Pierre Feuillette (Jean-Michel) et Paulette Vielhomme (Claudine) s'embrassant au café Chez Moineau, Rue du Four, Paris (1953) © Ed Van Der Elsken
En haut de l'escalier, un photographe nous prends en photo. L'autoportrait de l'artiste reflète son approche : faire les choses à l'envers. En tout cas, à l'envers des classiques tels que Walker Evans, selon la commissaire d'exposition Hripsimé Visser.
Jean-Michel Mension (Pierre) et Auguste Hommel (Benny), Pairs (1953) © Ed Van Der Elsken
Une femme en sous-vêtements qui observe ses films, deux corps qui s’enlacent, le ton est donné. La photographie d'Ed Van Der Elsken est personnelle voire intimiste. La première salle, un peu en annexe, présente l'extrait de plusieurs de ses films et diaporamas photo dont Aventure à la campagne. Le quotidien, la nature et la simplicité, laissent entrevoir la facette poétique de l'artiste. Il ne s'agit que d'un des films que l'artiste a réalisé, tenté depuis sa jeunesse par le cinéma, et dont des extraits sont présentés sur quelques écrans éparpillés tout au long de l'exposition. Comme la salle, cet aspect bohème de sa personnalité reste un peu en annexe et son réel parcours commence à Paris, dans les années 50.

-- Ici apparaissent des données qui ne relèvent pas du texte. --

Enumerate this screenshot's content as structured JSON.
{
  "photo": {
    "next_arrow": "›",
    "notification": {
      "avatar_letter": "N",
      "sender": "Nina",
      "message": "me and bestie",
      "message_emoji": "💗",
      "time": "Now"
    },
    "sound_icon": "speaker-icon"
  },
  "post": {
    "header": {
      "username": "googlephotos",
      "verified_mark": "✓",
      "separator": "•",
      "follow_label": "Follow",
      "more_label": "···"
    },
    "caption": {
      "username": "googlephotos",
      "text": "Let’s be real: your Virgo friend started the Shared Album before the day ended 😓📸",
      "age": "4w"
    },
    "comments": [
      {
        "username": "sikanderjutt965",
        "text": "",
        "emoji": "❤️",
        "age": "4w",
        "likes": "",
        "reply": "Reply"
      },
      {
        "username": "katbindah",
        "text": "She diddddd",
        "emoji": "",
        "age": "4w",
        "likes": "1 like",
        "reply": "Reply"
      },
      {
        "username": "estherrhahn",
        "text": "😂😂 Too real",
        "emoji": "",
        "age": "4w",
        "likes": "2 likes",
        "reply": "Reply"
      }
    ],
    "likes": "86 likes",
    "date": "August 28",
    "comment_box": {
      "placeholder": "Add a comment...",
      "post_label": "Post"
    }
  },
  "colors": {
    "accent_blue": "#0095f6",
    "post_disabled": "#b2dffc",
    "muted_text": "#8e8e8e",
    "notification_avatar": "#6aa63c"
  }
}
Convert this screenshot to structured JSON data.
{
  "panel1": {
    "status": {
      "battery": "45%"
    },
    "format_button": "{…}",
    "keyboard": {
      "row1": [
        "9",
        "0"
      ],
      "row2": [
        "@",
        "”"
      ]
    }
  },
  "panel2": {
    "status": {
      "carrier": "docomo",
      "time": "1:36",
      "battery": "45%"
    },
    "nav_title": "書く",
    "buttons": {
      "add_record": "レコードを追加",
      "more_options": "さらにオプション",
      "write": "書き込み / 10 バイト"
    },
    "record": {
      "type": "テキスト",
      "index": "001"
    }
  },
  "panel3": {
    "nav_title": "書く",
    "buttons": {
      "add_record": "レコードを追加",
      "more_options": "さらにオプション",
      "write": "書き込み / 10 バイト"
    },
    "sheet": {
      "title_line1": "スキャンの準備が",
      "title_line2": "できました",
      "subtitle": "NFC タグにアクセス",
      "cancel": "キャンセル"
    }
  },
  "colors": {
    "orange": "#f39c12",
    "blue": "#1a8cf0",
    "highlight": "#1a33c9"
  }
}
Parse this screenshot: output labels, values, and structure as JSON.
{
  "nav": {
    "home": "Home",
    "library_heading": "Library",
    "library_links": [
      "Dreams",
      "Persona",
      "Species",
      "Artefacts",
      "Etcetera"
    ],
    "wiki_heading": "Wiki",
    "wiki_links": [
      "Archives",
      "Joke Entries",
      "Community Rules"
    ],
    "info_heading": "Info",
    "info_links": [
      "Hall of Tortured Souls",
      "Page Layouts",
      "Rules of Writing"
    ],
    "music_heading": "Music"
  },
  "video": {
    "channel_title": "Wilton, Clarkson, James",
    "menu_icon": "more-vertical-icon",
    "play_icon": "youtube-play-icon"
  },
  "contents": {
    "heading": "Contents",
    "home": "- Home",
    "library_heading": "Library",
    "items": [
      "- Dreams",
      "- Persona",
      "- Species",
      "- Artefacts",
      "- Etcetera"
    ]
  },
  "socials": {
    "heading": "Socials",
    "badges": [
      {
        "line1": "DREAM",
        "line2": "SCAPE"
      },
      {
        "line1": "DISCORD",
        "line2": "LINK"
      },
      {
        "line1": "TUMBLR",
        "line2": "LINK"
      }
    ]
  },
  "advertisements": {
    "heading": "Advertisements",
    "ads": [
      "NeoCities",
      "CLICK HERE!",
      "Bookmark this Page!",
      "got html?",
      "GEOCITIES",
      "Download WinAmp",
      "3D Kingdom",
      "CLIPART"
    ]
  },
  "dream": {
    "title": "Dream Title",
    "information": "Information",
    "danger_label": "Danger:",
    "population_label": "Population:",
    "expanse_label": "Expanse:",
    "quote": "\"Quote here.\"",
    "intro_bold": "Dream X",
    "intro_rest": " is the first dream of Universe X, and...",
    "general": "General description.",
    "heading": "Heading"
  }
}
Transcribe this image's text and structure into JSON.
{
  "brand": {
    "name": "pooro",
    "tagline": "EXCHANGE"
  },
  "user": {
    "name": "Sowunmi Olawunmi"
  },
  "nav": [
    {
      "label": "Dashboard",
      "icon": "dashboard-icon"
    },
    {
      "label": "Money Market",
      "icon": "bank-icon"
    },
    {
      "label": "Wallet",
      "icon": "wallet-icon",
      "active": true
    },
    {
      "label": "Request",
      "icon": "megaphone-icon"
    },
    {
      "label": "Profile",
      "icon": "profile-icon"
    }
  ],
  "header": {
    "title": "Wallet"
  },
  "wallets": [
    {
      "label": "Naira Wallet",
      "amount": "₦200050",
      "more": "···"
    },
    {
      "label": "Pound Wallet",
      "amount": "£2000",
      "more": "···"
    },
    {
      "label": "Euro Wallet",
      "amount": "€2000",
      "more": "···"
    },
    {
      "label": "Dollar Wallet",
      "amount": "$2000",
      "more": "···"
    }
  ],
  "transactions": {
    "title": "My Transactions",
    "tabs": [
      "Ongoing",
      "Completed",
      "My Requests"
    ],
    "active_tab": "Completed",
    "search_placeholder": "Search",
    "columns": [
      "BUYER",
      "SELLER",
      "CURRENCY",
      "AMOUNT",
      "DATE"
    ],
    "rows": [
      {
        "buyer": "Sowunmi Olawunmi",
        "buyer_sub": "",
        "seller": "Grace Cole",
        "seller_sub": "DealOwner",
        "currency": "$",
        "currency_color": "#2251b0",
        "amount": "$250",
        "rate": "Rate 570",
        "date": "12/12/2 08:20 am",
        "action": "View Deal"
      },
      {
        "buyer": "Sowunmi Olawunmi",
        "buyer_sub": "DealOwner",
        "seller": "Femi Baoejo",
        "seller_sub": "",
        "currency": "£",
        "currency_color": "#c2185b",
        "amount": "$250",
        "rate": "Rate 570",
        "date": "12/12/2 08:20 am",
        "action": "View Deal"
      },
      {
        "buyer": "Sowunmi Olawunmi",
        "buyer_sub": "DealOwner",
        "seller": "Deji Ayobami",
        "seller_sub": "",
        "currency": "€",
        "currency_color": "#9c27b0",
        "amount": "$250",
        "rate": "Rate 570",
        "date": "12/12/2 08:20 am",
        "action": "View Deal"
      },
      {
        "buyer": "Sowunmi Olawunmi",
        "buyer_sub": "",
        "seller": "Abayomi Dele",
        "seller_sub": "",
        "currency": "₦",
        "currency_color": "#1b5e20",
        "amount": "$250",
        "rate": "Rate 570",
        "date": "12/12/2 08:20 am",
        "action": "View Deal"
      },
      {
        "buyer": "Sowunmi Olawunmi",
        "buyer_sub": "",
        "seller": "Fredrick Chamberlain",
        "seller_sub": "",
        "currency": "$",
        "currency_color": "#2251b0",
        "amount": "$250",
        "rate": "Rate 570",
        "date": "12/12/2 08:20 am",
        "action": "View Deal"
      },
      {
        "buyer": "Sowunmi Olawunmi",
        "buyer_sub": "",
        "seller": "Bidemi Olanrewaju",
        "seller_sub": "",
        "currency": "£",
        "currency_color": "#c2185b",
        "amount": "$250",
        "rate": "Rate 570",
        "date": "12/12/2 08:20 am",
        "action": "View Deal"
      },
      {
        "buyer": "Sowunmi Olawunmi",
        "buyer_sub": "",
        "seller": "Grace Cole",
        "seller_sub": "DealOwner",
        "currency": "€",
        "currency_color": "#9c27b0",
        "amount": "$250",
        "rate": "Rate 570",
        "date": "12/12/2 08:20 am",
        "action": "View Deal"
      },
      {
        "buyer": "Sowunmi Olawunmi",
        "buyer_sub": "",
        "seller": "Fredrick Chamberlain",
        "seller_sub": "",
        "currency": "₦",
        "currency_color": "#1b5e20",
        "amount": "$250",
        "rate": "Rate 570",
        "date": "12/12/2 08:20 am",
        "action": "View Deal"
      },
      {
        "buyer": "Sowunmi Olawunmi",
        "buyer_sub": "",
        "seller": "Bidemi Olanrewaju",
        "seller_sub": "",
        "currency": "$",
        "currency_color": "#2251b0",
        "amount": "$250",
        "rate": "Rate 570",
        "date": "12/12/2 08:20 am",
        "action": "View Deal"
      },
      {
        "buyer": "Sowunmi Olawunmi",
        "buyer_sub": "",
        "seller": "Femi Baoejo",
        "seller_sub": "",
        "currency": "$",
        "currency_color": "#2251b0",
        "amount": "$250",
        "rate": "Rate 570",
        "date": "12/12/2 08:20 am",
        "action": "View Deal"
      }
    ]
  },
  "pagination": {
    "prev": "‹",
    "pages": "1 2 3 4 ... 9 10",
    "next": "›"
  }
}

Vali Myers et Auguste Hommel, Café Chez Moineau, Paris (1952-54) © Ed Van Der Elsken
En tant que photographe de rue, c'est la vie de tous les jours, la personnalité, l'univers de cette jeunesse parfois décadente qui est au cœur des premières photos de l'exposition. Il s'est immergé dans cette ambiance, allant jusqu'à nouer des liens avec les jeunes parisiens et partager leurs vies. Des regards malicieux, des corps dansants tordus par la tension et en surplomb, l'édifiante photographie « Pierre Feuillette (Jean-Michel) et Paulette Vielhomme (Claudine) s'embrassant au café Chez Moineau, Rue du Four ». La passion des jeunes gens absorbe les visiteurs, tandis qu'à coté, le reflet troublé et troublant de Neptune interroge. Ces photos ont donné un livre-roman à l'eau de rose, Une histoire d'amour à Saint-Germain, très peu apprécié dans le monde de la photographie mais qui a permit à l'artiste de voir ses photos repérées par des grands noms tels que Guy Debord. Son intérêt pour l'approche cinématographique se sent dans ces livres filmiques, présentés comme une suite d'images comme si il voulait intégrer le temps entre les pages.
Vali Myers (Ann) devant son miroir, Paris (1953) © Ed Van Der Elsken
C'est parmi les visages en gros plan, les expressions volées et les posent typiques que sa muse apparaît. Vali Myers ou « la belle rousse », qui fût également la muse de Patti Smith. La photographe américaine reconnaît elle-même s'être inspiré d'Ed Van Der Elsken. Jeune danseuse australienne, elle est devenue un sujet récurrent des photographies d'Ed Van Der Elsken, comme les femmes qui ont partagées sa vie.
Pierre Feuillette, Paris (vers 1953) © Ed Van Der Elsken
La salle présente aussi de magnifiques portraits en couleurs, chargés de la personnalité de leurs sujets. Le photographe a toujours eu une sensibilité pour la couleur, alors même que le style était dénigré par ses pairs. Les photos de Paris sont les plus nombreuses, comme une période d'incubation du photographe. La capitale dans son quotidien, ses habitants, ses manifestations aussi comme des communistes dans la rue le 1° mai 1949. Quelques photos domestiques de la famille d'Ed Van Der Elsken avec Ata Kando, qu'il a rencontré au sein de l'agence Magnum, et ses trois enfants. Certaines sont mises en scène et d'autres prisent sur le vif, comme l'oeuvre de l'artiste en général.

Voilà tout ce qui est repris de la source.